Pulse sequence parameters used in normal volunteer imaging. TSE: Turbo spin echo, CS: compressed sensing.

Series Description Voxel
Size (mm3) matrix
TE/TR (ms) Acceleration Technique Acceleration Factor Averages Scan
Time
Axial T2 2D Multislice TSE 0.9 x 0.9 x 3.0
316 x 232 x 42
95/4899 SENSE 2 (RL) 2 2 min 56 s
Sagittal T2 3D TSE 1.1 x 1.1 x 1.1
343 x 344 x 330
174/2700 SENSE 2 x 2
(RL, SI)
1 9 min 54 s
Sagittal T2 3D TSE 1.1 x 1.1 x 1.1
343 x 344 x 330
140/2700 CS-SENSE 7.3* 1 4 min 49s
*

Because CS-SENSE contains proprietary algorithms, information on the amount and type of acceleration in each dimension is unavailable.

III. Results

A. Phantom Results

The custom spine coil operated without malfunction and was compatible with parallel imaging acceleration. The noise correlation assessment showed at least 25dB isolation between all coil elements (See Figure 3a). The body coil transmit B1 field was not perturbed when the custom array was in place, indicating that the active decoupling circuitry in the custom array successfully prevented induction of currents by the body coil (Figure 3bd).

Figure 3:

Figure 3:

Custom array noise correlation matrix and body coil transmit maps.

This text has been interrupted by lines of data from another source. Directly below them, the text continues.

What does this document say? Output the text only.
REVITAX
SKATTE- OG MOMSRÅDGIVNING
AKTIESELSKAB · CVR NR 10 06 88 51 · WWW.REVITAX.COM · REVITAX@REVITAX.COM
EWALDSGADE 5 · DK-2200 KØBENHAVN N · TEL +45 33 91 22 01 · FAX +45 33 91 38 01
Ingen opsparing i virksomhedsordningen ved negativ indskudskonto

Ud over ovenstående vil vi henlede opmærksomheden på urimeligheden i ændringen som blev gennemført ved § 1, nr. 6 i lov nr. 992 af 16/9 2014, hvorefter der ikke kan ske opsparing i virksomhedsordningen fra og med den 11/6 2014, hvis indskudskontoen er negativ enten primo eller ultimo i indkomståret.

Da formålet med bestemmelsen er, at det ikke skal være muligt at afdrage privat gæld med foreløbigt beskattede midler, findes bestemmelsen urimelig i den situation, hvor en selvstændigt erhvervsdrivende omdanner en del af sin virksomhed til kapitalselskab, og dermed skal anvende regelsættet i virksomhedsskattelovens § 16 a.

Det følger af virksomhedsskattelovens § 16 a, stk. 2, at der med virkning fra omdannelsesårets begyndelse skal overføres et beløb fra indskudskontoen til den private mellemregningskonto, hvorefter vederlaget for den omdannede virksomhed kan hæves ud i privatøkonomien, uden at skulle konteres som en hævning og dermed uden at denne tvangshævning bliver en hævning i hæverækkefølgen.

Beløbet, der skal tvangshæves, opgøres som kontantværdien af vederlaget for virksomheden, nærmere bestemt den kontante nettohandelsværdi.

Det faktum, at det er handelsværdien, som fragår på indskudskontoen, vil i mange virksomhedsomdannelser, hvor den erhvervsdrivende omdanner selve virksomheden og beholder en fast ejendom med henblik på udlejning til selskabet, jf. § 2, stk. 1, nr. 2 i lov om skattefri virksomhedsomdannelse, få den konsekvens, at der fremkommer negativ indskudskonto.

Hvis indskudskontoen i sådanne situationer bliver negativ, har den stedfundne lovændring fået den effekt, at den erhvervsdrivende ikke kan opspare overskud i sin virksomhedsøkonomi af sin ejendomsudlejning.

A) Noise correlation matrix for 32-channel array. The diagonal elements of the matrix quantify the total noise power of a given element while the off-diagonal elements describe the noise correlations between multiple elements. The noise correlation assessment showed at least 25dB isolation between all coil elements. For display purposes, values were normalized to a maximum value of 1.0. B) body coil transmit B1 field maps with no posterior array, C) body coil transmit map with 32 channel custom spine array in place and electronically detuned. D) difference between transmit maps B and C. The difference between transmit maps when the custom array was in place was negligible, indicating the absence of coupling between the body coil and the custom coil array.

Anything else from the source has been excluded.